Похоже, что это выразилось прежде всего в изменении самого творческого акта как некого таинства. Стал исчезать дух корпоративности, очень интересно сочетавшийся с понятием свободной личности. Конечно, эта культура продолжала и продолжает функционировать, но вряд ли в дальнейшем она достигала художественного уровня культуры Елизаветинской эпохи. Однако сам факт наличия аристократической культуры в дальнейшей английской истории создавал иллюзии преемственности аристократической культурной традиции. Конечно, о преемственности этой традиции можно говорить, но, пожалуй, лишь в сугубо формальном смысле. По сути имело место утрата определенного культурного уровня.
"Линия театра" в английской культуре не просто взяла верх над "линией аристократии", а предстала как ей равноправная в прошлом. Соответствующим образом стала выстраиваться и культурная политика. Шекспир становится политической фигурой, а вопрос об авторстве Шекспира – политическим вопросом.
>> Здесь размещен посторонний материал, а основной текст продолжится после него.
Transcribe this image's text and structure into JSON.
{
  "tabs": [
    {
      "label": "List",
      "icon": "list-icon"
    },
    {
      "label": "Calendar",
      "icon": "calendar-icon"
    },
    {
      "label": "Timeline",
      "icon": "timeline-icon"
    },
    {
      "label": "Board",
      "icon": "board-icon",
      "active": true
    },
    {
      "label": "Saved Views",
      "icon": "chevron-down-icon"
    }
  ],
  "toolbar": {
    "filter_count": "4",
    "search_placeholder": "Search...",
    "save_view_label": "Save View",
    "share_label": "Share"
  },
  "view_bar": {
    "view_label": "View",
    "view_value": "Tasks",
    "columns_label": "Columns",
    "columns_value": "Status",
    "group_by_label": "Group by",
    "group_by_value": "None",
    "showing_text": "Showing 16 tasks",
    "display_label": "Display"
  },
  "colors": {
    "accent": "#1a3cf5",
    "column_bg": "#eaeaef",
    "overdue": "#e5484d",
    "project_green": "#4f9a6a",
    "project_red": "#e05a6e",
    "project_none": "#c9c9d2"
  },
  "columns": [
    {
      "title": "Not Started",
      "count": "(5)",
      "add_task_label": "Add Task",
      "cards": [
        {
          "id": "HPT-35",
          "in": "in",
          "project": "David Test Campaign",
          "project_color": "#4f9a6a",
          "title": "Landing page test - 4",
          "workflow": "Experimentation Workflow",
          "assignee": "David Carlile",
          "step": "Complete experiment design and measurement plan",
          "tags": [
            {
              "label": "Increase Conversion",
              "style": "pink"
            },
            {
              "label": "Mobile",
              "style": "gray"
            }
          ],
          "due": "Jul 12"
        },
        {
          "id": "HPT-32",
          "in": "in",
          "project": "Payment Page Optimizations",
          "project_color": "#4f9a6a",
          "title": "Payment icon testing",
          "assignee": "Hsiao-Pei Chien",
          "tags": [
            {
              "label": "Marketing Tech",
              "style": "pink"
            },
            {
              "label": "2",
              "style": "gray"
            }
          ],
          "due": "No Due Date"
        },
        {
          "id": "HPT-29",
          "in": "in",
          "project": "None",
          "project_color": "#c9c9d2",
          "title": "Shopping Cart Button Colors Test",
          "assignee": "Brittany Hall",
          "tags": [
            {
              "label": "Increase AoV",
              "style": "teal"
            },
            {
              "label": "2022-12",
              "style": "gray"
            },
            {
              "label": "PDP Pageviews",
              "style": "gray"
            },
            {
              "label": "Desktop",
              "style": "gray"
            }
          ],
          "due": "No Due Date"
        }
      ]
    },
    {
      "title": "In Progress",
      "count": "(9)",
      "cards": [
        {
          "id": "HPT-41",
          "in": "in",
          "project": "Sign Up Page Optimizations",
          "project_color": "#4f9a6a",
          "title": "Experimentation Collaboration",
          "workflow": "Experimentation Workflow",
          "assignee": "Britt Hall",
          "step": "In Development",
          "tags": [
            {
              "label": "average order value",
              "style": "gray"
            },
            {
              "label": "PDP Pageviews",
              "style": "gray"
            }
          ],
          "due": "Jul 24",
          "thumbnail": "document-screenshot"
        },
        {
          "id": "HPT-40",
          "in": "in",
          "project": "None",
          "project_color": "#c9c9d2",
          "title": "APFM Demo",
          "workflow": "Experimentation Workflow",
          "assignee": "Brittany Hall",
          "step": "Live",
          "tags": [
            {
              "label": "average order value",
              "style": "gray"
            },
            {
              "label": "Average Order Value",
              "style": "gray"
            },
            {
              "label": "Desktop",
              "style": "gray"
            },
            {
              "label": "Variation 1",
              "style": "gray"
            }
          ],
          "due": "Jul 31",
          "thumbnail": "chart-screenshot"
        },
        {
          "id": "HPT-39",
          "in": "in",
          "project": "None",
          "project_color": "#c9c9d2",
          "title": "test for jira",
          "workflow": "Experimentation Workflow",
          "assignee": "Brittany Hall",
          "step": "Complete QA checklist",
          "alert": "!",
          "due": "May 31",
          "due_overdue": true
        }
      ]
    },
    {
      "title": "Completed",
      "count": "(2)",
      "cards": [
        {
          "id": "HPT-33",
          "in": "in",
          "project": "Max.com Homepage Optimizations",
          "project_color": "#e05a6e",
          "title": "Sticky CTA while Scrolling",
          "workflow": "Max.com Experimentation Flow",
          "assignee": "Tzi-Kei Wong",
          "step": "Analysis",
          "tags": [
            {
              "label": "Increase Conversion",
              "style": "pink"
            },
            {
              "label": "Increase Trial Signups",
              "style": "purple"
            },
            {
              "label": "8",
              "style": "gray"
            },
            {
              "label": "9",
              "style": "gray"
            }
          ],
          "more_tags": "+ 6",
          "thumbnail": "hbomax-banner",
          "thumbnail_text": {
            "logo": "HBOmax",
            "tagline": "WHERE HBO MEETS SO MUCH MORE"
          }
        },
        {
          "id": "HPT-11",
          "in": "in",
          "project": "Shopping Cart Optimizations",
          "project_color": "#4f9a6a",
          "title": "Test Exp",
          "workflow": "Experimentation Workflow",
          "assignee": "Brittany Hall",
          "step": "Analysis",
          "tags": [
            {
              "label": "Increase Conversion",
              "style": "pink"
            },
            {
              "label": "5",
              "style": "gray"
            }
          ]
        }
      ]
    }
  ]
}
Суть политики – в определении центра и периферии культуры. Центр определяется исходя из того, где осуществляется главный творческий опыт культуры. Если этот опыт осуществляется сейчас, как тогда, в "линии театра", то нынешние приоритеты легитимны уже по праву своей культурной преемственности. Исходя из такого понимания легитимности традициям современной британской аристократической культуры задаются те правила и нормы поведения, которые генетически восходят к демократической, простонародной Англии. И тогда имя Шекспира в этой культурной политике обозначает не реальную утрату определенного культурного наследия, а его мнимое обретение.
Рецензия Семенкова представляется мне убедительной, но далеко не всесторонне освещающей суть вопроса. Тайна вокруг имени Шекспира, которая была создана усилиями большого количества людей, хотя и связана с аристократизмом графов Оксфорда и Дерби и с королевским происхождением Френсиса Бэкона, Кристофера Марло и Елизаветы Рэтленд (например, о каких гонорарах, исчислявшимся в десятках фунтов, могла идти речь, когда у них всегда была возможность тратить сотни и тысячи! – для них сама мысль получить какой бы то ни было гонорар показалась бы чудовищной), этим объяснением не исчерпывается. Здесь были включены несколько факторов, которые в совокупности только и могут объяснить это явление: невозможность для Марло объявить себя живым из-за целей безопасности страны, платонический характер его союза с Елизаветой Сидни и специфика отношения Шекспира и его окружения к любви (Джон Донн в стихотворении "Канонизация": "убьет нас тайна, если не любить"), наконец, честолюбие, которому не было равного в истории мировой литературы (надо сказать, слава Шекспира оказалась соответствующей этому честолюбию: «он» заставил все человечество говорить «о себе» и «своей» тайне четыре века подряд!). Это ли не высшая форма власти, несоизмеримой с властью королей, власти, выше которой не было в истории? – В.К.